Nach Schubert und Klein ist der Englische Begriff: industrial relations auch: Arbeitsbeziehungen eine zusammenfassende Fachbezeichnung für die Akteure des Arbeitsmarkts (Arbeitgeber, Arbeitnehmer, deren Repräsentanten und Organisationen) und die von ihnen erzielten informellen und formellen Regelungen (z. B. über Höhe der Arbeitslöhne, Arbeitszeitregelungen, Streikrecht etc.)(Vgl.Schubert, Klein 2018).

Es ist dennoch anzumerken, dass gerade der Begriff der Industriellen Beziehungen in der Literatur oft synonym, oder je nach Sichtweise, breiter/enger gefasst und verwendet wird. So steht der Begriff oft im Zusammenhang mit „employee relations“ oder „labour relations“. Auch steht der Begriff und das Forschungsfeld eng im Zusammenhang mit anderen sich ergänzenden Forschungsbereichen, wie den Ansätzen der Varietäten des Kapitalismus (VoC Approach, siehe Peter A. Hall und David Soskice), wo er im Zusammenhang zur Klassifizierung und Analyse weiterer Theorien dient.

Kerngedanke der Industriellen Beziehungen ist somit nach Müller-Jentsch die oft widersprüchlichen Interessenlage zwischen dem Management (Kapital) und der Belegschaft (Arbeit)(Vgl. Jentsch 1986: S.13). Die Besonderheiten welche sich aus dem damit verbunden Arbeitsverhältnis entwickeln sind oft asymmetrischer Natur, Arbeitgeber aber können sich nicht auf freiwillige Befolgung oder Durchsetzung des Vertrages durch Zwang verlassen, um eine hohe Leistung sicherzustellen. Daraus folgt gerade die Notwendigkeit aktiver Zustimmung und Kooperation, basierend auf Legitimität, welche durch industrielle Beziehungen erreicht werden kann [3]

B. Verschiedene Theorieansätze der Industriellen Beziehungen

Wichtig hier jedoch anzumerken ist zudem, dass der Begriff Industrielle Beziehungen eine Vielzahl theoretischer Ansätze kennt. Jeder Ansatz hat eine bestimmte Wahrnehmung der Beziehungen am Arbeitsplatz und kann daher Ereignisse wie Konflikte am Arbeitsplatz, die Rolle der Gewerkschaften und die Regulierung von Arbeitsplätzen unterschiedlich interpretieren.

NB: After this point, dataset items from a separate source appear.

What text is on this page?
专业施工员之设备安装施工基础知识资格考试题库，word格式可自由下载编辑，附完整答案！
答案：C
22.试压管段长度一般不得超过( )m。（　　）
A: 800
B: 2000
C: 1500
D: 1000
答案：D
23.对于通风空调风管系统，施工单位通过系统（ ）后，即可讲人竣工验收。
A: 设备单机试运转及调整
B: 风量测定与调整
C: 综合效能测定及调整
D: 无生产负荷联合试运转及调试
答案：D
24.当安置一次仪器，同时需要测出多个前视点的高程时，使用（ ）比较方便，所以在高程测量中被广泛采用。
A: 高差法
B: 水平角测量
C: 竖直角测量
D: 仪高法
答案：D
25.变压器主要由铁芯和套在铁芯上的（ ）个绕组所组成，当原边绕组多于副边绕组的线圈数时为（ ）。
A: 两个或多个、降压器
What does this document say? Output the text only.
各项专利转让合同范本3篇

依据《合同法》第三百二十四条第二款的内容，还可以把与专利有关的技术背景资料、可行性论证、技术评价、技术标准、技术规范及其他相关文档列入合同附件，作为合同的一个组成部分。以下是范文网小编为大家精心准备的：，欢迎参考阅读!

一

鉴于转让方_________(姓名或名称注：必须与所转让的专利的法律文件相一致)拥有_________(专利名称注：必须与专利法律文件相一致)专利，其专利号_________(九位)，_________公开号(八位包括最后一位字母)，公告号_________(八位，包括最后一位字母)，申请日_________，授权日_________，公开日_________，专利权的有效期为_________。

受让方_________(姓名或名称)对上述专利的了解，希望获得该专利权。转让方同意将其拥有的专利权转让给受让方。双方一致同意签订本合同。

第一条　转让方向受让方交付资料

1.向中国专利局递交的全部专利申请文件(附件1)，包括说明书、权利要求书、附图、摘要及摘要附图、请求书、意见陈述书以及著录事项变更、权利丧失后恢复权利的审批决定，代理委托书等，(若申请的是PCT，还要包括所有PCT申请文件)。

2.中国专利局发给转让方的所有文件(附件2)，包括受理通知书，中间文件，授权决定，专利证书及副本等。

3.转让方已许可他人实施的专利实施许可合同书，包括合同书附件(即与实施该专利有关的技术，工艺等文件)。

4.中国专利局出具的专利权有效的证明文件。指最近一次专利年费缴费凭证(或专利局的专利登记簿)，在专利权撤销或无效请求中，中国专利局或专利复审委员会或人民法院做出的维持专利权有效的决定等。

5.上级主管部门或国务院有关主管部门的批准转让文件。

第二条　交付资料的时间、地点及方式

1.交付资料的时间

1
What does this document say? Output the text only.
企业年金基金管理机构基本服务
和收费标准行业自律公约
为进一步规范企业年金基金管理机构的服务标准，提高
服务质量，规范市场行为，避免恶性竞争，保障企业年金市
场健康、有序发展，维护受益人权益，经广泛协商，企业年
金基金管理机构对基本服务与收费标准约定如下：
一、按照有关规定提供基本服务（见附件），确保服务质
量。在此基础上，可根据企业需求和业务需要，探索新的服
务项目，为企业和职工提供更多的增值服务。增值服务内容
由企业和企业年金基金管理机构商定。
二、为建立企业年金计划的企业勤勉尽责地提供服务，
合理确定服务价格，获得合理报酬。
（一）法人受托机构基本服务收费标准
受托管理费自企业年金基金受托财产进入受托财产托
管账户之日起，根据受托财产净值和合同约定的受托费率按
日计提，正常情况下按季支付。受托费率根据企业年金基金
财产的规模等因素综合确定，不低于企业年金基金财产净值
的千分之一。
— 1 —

Nach Renaud Paquet postuliert der Unitarismus eine einzige Quelle der Autorität und bestreitet die Interessenunterschiede zwischen Arbeitnehmern, Kapitalinhabern, Managern usw., die alle in die gleiche Richtung arbeiten. Aus dieser Perspektive wird die Gewerkschaftsbewegung daher als nutzlos oder sogar schädlich angesehen, da die Loyalität der Mitarbeiter gegenüber ihrem Unternehmen als selbstverständlich angesehen wird.

Im Gegensatz zum unitaristischen Paradigma basiert der pluralistische Ansatz auf der Beobachtung, dass Regulierungsmechanismen die Interessenunterschiede, welche Gruppen innerhalb eines Unternehmens haben können, harmonisieren müssen. Eine Gewerkschaftsbewegung wird daher als gesund angesehen, da sie den legitimen Ausdruck der Interessen einer Gruppe darstellt und die Wiederherstellung der Befugnisse innerhalb des Unternehmens ermöglicht.

Bei dem radikalen Ansatz ist ein Konflikt zwischen Arbeiterklasse und herrschender Klasse angesichts der Asymmetrie und Ungleichheit, die durch die Natur des Kapitalismus hervorgerufen werden, unvermeidlich (Paquet 2004: S.308).

C. Systematisierter Inhalt der Industriellen Beziehungen

Folgt man im Folgenden dem gedanklichen Aufbau von Jentsch-Müller in Soziologie der Industriellen Beziehungen - eine Einführung 1986, so lassen sich die Industriellen Beziehungen in diverse Unterpunkte systematisiert einteilen.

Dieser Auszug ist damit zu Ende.